At running back, Ralph Bolden missed all of the 2010 season with a knee injury. As a sophomore, Bolden had a solid year, running for 935 yards and 9 TDs and averaging 4.7 yards per carry. In his absence, Purdue relied more on the legs of QB Henry and fullback Dan Dierking, who is gone. The leading returning running back, other than Bolden, is, believe it or not, Reggie Pegram, who ran for 7 yards in 2010. Antavian Edison ran for 114 yards in spot duty as an RB, but is expected to be a full-time receiver in 2011. It's very strange to look at Purdue's 2010 stats. Over the last decade, Purdue's offense has been so pass-heavy that even the far-from-great Curtis Painter left as the Big Ten's all-time yardage leader. In 2010, however, no Purdue receiver broke the 500 yard mark. Edison, mentioned above, is the leading returning WR with 316 yards and 4 TD. OJ Ross gained 51 yards as a freshman.
On defense, although Purdue lost its best defensive player, Ryan Kerrigan, the Boilers return nearly everyone else, including CB Ricardo Allen, DT Kawann Short, and LB Will Lucas. Last year, Purdue ranked a decent #62 in total defense, which helped offset one of the worst offenses in FBS (it was the first time since 2003 that Purdue's defense was ranked higher than its offense). Based on the above, I think it's fair to say that Purdue will need an even stronger season from the defense.

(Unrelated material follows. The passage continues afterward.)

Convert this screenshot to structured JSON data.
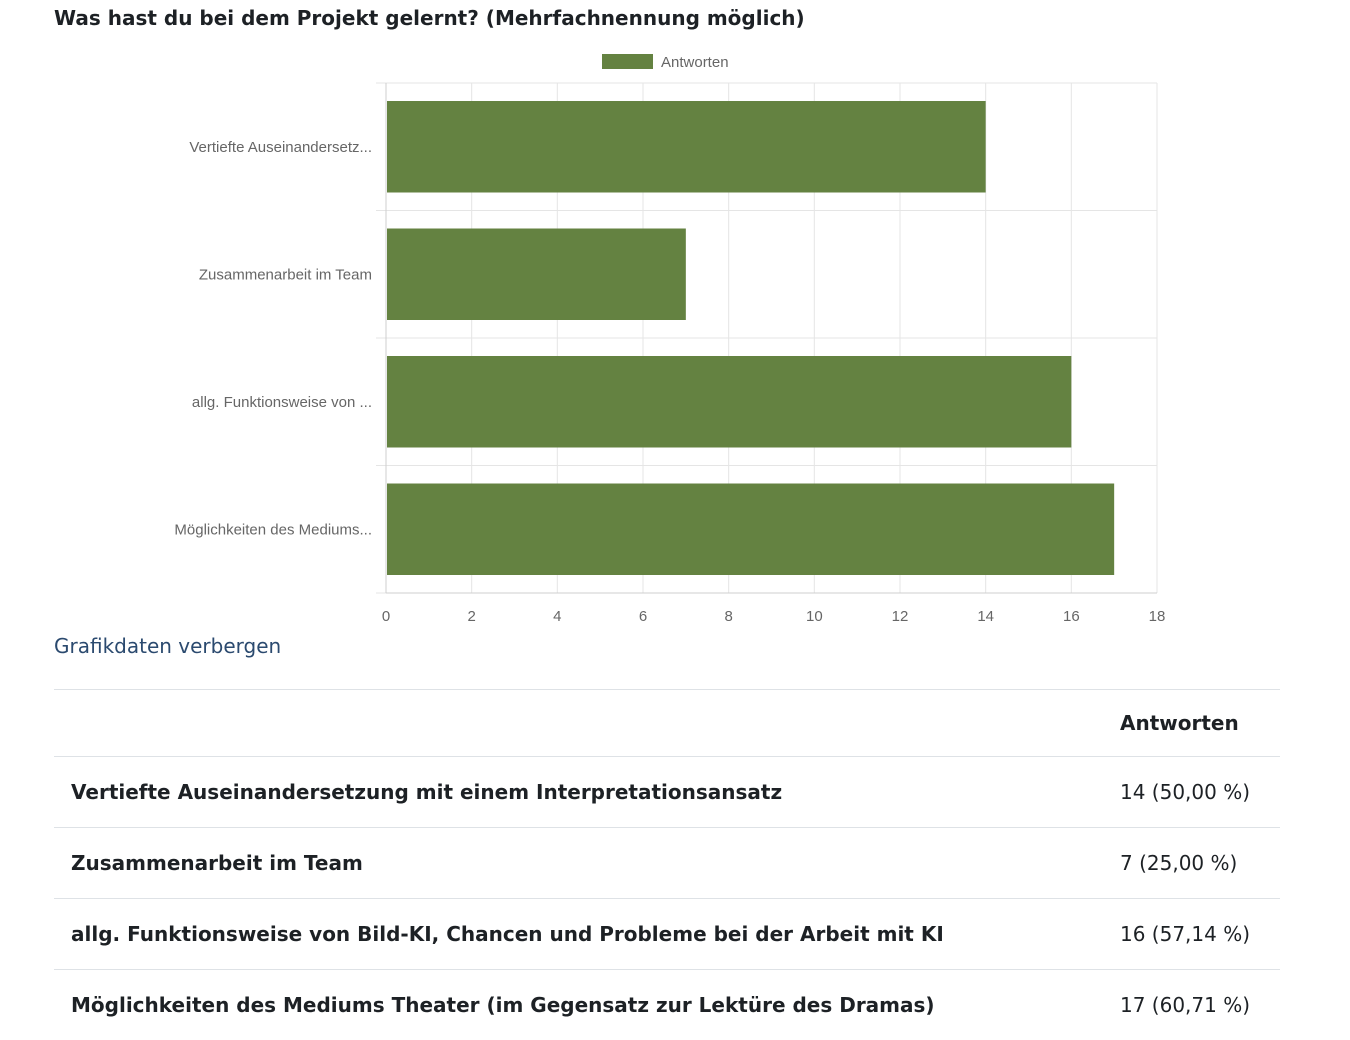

Purdue is a very strange team to read. There are question marks all over the field, and on the sideline, where Danny Hope certainly hasn't yet proven himself as an FBS head coach. Today, Off Tackle Empire made its "closing arguments" post on Purdue, and the 11 OTE writers predicted records ranging from 8-4 to 1-11. It wouldn't surprise me if both IU and Purdue were in the hunt for bowl bids when the Bucket games rolls around, and it wouldn't surprise me if it's another "Bucket or bust" year for both programs.